Pour une PME québécoise qui désire exporter ses biens ou services, commencer par les provinces et territoires du Canada plutôt que par les autres pays semble être le parcours logique à suivre. Pourtant, plusieurs obstacles peuvent rendre ce chemin ardu.

Anie Rouleau, fondatrice et propriétaire de l’entreprise montréalaise The Unscented Company, est chanceuse. Quand est venu le temps d’exporter ses produits corporels et ménagers au pays, peu d’obstacles ont parsemé sa route. « Le gouvernement valorise énormément le hors-Québec. Une petite entreprise comme la mienne a accès à du financement et à des subventions pour l’aider et faciliter les choses », révèle-t-elle.

Exporter ne se fait pas sans frais ni sans paperasse, mais l’entrepreneure n’a que de bons mots pour l’exportation interprovinciale.

La réglementation est la même, c’est plus facile pour voyager, on a la même devise… On est quand même de la même famille !

Anie Rouleau, fondatrice et propriétaire de l’entreprise montréalaise The Unscented Company

Ce conte de fées n’est cependant pas le même pour tous les entrepreneurs. En effet, certains secteurs d’activité se heurtent à des obstacles qui rendent l’exportation interprovinciale difficile, voire impossible. « En agriculture, c’est difficile parce que tu as les réglementations fédérales et provinciales. Pour les produits alcoolisés aussi c’est difficile, parce que toutes les réglementations provinciales sont différentes, en plus des monopoles dans les provinces », explique Jasmin Guénette, vice-président aux affaires nationales pour la Fédération canadienne de l’entreprise indépendante (FCEI).

PHOTO MARTIN CHAMBERLAND, ARCHIVES LA PRESSE

Jessica Harnois

La sommelière et entrepreneure Jessica Harnois corrobore ces informations. Non, ce n’est pas facile d’exporter sa gamme de vins Bù au Canada. « Il faut suivre un processus qui est propre à chaque province et plusieurs règles diffèrent. Il faut parfois embouteiller sur place ou directement dans le pays d’origine », explique-t-elle.

Si elle a réussi à franchir tous les obstacles pour la région Atlantique, il lui reste encore certaines provinces à conquérir. « En Ontario, les acheteurs de la LCBO peuvent avoir à faire un appel d’offres avant de lister un produit. On doit soumettre des échantillons en dégustation pour espérer être sélectionné.
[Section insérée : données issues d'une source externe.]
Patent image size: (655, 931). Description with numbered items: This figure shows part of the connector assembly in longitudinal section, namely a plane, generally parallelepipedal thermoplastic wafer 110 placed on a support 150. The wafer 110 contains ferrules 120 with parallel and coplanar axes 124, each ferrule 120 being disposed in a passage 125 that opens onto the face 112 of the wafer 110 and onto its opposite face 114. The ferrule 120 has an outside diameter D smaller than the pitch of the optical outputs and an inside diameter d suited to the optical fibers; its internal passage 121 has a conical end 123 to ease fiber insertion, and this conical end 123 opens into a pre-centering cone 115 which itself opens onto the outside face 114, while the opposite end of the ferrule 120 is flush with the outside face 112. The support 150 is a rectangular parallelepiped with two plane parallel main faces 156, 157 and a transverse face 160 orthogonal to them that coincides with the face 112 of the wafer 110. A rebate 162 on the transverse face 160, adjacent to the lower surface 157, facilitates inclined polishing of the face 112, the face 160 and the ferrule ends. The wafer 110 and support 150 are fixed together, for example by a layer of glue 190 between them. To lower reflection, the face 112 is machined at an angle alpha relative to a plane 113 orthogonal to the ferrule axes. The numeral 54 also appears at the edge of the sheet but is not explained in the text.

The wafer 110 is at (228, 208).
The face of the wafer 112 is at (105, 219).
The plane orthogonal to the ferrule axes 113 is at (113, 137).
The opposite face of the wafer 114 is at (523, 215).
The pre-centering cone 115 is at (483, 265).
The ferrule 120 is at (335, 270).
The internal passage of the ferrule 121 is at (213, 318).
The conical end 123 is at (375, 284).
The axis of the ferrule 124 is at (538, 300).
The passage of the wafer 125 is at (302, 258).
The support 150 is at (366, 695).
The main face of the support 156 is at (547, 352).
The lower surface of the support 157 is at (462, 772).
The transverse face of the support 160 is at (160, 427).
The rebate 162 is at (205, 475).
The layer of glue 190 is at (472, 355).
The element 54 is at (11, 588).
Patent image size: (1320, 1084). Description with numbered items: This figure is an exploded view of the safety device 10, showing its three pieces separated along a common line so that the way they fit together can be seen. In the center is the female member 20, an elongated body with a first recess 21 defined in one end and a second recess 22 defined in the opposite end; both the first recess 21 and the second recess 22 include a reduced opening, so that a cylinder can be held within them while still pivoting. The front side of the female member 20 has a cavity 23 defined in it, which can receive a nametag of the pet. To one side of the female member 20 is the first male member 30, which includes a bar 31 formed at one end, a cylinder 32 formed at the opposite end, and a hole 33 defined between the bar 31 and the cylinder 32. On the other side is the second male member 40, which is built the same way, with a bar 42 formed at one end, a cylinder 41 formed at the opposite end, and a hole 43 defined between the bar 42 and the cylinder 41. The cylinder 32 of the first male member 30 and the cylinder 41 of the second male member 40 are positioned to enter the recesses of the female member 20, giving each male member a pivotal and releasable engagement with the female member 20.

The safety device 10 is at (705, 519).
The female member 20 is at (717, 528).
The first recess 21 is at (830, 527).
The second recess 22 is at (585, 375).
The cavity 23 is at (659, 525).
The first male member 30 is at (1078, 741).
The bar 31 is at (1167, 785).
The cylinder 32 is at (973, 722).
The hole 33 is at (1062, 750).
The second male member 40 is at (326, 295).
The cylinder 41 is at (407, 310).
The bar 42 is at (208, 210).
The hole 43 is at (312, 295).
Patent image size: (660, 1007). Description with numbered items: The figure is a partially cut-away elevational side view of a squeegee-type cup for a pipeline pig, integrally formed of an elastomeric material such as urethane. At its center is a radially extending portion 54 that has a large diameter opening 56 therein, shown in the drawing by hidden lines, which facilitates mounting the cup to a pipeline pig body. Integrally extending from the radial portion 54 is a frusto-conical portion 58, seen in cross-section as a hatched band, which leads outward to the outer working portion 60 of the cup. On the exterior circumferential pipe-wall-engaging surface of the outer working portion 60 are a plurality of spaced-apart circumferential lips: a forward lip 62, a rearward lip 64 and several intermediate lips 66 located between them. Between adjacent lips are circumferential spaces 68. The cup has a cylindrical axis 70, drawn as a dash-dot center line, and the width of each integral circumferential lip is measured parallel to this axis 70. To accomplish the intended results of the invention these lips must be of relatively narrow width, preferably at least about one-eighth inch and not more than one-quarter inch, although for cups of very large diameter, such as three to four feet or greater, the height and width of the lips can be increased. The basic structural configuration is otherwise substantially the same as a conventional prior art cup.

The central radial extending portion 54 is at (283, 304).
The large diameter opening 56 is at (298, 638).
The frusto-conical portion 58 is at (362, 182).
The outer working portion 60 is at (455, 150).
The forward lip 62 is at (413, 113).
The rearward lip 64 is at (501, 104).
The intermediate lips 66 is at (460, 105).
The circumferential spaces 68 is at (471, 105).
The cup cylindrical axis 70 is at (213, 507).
Même chose en Colombie-Britannique avec le BC Liquor Stores. C’est différent en Alberta parce que ce sont des indépendants, le gouvernement n’est pas impliqué. »

Vers une reconnaissance mutuelle

Malgré l’entrée en vigueur de l’Accord de libre-échange canadien (ALEC) en juillet 2017, de nombreux obstacles nuisent encore au commerce interprovincial. Selon Jasmin Guénette, on devrait favoriser la croissance de notre commerce intérieur en adoptant une politique de reconnaissance mutuelle. « Si un produit est sécuritaire pour être vendu dans une province, ça devrait être possible de vendre ce produit-là dans les autres provinces du pays sans faire d’autres modifications au produit ou sans être soumis à d’autres règlementations », clame-t-il.

Cette politique de reconnaissance mutuelle permettrait à de nombreux producteurs de fromages, microbrasseries, microdistilleries et autres petites et moyennes entreprises du secteur agroalimentaire de distribuer plus facilement leurs produits partout au pays. Jasmin Guénette souligne que cette politique faciliterait aussi la mobilité de la main-d’œuvre parce que les diplômes et l’expérience seraient reconnus d’une province à l’autre. « Tout ce qui manque, c’est du leadership politique », affirme-t-il.